There are two main ways in which we add to our collections: by legal deposit and by acquisitions.

Legal deposit was established in France in 1938 for phonograms, 1975 for videograms and composite documents, 1992 for electronic documents, radio and TV, and will be extended to web sites in the second half of 2004. The missions of institutions in charge of legal deposit documents are collecting, cataloguing, conserving, and giving access to the documents. By a law, soon to be voted in the French Parliament, reproduction and representation rights will be given to these institutions so that they can carry out their missions of conserving and giving access. But access is restricted to individual and research usage on the premises of the institution in charge of the legal deposit. These exceptions to author and neighbouring rights will be an adaptation by French Law of the European Directive.

Acquisitions, either gratis or subject to payment, require an authorisation for communication. For some documents, we also need an authorisation for reproduction, when the reproduction is a sine qua non condition in order to conserve and make it available to the public. Such rights can be acquired in two ways: globally when a collecting society exists, title by title when it does not. In the latter case each library or a purchasing outfit or a consortium will contract. The proper procedure depends on the kind of rights holder. The simplest situation is when the rights holder is represented by a global collecting society. This is the case for authors, composers and publishers of music, represented by SACEM, whether they are French or foreign. The more complicated situation is when the rights holder is not known: an unidentified author, or an unidentified rights holder of a dead author. Between those two situations, we take a risk: when a collecting society does not represent all the rights holders to sign a global contract with this society could be risky (e.g. interpreters); when the representative of several rights holders does not represent them for sure (e.g. producers). To simplify, there are 'super-collecting societies'(guichets uniques) federating several kinds of rights holders for certain types of use. To acquire audiovisual we have to use an adapted process for each kind of document, in order to settle as many legal questions as possible.

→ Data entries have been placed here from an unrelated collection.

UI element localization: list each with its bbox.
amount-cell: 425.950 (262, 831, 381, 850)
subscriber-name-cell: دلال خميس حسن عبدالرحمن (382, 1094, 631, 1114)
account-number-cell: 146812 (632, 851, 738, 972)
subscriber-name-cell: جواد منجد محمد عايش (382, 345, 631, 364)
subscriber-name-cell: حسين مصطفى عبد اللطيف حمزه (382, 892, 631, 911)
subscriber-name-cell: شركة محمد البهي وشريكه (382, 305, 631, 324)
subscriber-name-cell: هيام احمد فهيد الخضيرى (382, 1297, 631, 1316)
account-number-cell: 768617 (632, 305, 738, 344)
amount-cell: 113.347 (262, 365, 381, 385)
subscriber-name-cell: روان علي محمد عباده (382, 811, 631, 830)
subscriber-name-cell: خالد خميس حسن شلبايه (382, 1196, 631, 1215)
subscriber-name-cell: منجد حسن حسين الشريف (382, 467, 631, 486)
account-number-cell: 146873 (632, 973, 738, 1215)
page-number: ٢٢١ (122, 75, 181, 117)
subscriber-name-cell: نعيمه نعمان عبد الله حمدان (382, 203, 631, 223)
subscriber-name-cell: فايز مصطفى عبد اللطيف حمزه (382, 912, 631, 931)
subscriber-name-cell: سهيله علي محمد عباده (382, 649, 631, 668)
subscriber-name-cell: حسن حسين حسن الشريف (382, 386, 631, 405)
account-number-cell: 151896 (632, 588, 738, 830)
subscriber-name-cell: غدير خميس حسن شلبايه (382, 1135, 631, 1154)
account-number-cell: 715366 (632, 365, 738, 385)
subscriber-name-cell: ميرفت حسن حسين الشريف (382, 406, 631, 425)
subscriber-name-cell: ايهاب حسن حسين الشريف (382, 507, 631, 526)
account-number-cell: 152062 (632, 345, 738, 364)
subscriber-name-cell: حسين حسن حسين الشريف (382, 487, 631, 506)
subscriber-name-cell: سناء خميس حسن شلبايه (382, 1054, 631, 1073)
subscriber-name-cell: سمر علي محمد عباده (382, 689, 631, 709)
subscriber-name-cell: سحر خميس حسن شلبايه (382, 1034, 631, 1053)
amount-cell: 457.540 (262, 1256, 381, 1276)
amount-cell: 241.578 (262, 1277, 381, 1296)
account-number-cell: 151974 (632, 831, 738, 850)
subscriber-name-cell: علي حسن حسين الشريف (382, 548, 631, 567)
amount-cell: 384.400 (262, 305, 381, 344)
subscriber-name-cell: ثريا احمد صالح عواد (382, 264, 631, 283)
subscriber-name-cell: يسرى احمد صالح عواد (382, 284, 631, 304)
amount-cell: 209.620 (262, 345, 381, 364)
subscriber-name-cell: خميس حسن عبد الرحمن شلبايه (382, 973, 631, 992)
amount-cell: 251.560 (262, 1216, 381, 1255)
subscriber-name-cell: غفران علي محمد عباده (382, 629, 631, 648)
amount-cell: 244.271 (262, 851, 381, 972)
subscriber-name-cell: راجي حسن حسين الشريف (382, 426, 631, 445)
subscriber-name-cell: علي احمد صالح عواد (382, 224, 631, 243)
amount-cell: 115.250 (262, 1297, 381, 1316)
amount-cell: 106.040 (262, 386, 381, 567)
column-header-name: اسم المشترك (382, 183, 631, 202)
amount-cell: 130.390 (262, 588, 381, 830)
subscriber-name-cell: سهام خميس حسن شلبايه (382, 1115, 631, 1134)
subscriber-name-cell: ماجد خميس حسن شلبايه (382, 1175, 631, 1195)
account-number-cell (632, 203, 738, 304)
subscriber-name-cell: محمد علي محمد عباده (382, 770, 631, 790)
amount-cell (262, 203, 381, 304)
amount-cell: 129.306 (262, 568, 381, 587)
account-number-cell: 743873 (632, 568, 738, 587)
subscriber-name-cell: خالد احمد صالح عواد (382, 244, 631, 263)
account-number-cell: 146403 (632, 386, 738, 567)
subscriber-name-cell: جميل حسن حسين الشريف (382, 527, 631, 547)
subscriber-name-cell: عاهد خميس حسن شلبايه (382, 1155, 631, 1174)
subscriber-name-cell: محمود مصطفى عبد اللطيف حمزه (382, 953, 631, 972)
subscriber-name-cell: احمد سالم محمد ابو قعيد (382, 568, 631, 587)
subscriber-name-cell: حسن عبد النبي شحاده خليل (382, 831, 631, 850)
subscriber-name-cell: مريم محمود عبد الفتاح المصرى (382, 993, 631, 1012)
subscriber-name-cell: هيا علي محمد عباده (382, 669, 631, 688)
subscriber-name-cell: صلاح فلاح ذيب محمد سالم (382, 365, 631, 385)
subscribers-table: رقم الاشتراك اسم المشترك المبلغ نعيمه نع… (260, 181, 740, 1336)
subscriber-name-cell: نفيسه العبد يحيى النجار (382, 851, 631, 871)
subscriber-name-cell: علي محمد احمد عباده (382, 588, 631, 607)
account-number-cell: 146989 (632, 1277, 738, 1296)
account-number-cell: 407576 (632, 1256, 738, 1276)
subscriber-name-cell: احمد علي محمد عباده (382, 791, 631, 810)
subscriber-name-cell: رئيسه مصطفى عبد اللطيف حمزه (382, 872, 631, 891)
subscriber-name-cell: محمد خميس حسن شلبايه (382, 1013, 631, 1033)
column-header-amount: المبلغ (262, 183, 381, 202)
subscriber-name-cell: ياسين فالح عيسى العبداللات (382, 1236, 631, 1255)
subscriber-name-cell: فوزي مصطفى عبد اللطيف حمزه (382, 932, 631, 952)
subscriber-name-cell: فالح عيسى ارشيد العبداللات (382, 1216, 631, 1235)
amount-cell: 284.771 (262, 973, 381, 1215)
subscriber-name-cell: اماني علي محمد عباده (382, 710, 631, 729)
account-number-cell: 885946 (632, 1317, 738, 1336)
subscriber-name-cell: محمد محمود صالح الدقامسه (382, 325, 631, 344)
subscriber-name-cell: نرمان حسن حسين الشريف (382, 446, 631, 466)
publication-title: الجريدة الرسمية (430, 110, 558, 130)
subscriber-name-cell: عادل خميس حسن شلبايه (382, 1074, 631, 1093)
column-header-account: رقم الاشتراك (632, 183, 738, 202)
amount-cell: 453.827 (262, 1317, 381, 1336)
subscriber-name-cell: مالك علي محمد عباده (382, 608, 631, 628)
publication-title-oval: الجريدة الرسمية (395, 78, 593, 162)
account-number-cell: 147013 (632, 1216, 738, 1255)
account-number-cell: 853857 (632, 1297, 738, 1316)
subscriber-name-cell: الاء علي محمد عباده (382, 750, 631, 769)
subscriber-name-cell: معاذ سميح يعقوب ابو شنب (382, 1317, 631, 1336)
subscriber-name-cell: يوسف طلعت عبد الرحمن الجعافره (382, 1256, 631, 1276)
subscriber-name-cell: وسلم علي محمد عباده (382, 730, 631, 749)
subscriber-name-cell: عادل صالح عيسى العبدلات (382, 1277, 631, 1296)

The digital era has not changed the nature of legal issues but has highlighted them. I will conclude with the following observations: The quality of a digital reproduction is very good, and can be reproduced and maintained far more effectively than former analogue reproduction. A digital reproduction will never be the original document in its editorial form but it can really be the content of the document. Libraries have always made their collections available to the public outside their premises but in a restricted way: reproductions for publications, for public or private use, settling the rights for each use. Now, with Internet, dissemination of collections has become urgent, as an evolution of the social mission of the library. Legal and economic global solutions are indeed necessary so that libraries are not excluded from the digital explosion.


Bibliothèque nationale de France.

Centre National de la Cinématographe.

Institut national de l'Audiovisuel.



[1] Producer and interpreter rights are "neighbouring rights".